The alternative Induce Act specifies the grounds under which a firm would be found to be encouraging copyright infringement. Verizon associate general counsel Sarah Deutsch told Associated Press: "Under this kind of test, you wouldn't find the manufacturer or TiVo or an ISP or the Apple iPod liable. It would be much less likely you would have frivolous lawsuits."
The Induce Act, which is currently going through Congress, would make companies liable if their software or technology allows users to violate copyright laws. If it becomes law, entertainment firms will be able to sue file-sharing companies such as Grokster and Morpheus.

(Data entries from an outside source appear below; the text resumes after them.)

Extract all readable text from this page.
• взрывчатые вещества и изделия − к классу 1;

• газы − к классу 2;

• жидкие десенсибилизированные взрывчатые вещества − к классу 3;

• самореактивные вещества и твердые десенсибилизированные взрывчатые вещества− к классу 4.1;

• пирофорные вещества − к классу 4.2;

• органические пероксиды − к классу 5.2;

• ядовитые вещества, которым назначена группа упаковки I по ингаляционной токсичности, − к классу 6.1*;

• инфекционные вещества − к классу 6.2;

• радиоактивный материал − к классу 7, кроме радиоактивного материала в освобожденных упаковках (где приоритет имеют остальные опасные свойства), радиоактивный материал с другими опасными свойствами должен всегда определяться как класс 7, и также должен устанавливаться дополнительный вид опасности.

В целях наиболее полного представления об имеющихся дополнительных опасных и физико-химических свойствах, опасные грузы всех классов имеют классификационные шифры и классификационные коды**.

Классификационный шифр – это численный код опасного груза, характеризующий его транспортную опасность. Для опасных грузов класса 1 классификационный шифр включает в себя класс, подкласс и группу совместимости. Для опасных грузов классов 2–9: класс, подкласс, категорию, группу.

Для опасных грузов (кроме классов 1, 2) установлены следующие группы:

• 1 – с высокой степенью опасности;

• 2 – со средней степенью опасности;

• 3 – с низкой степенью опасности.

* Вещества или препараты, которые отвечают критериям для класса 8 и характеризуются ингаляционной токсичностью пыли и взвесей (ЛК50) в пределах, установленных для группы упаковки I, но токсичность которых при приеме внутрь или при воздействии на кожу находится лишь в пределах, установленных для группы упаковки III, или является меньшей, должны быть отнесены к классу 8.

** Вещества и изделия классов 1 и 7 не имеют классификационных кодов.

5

The current state of the law means that such companies are not held responsible for the copyright infringements made possible by their services. Earlier this week A US federal appeals court ruled in favour of peer-to-peer software makers, stating that the companies behind the services are not liable for copyright infringement due to the actions of their users.
However, critics point out that in its current form the Induce Act could be used as the basis of a copyright infringement case against a company like Apple on grounds that owners of the iPod copy music, perhaps without permission.
Deutsch said: "The way it's written it would basically grant a hunting license to every copyright owner to go after companies. Even if you're an innocent company, you're going to be forced to go through lengthy court proceedings to prove your innocence."
This week the Recording Industry Association of America (RIAA) filed 896 new lawsuits against file traders using P2P services. The total includes 744 new lawsuits against users of a variety of P2P services, including Kazaa, eDonkey and Grokster. The RIAA filed an additional 152 lawsuits against people already identified in the litigation process who declined RIAA offers to settle their cases, according to the RIAA.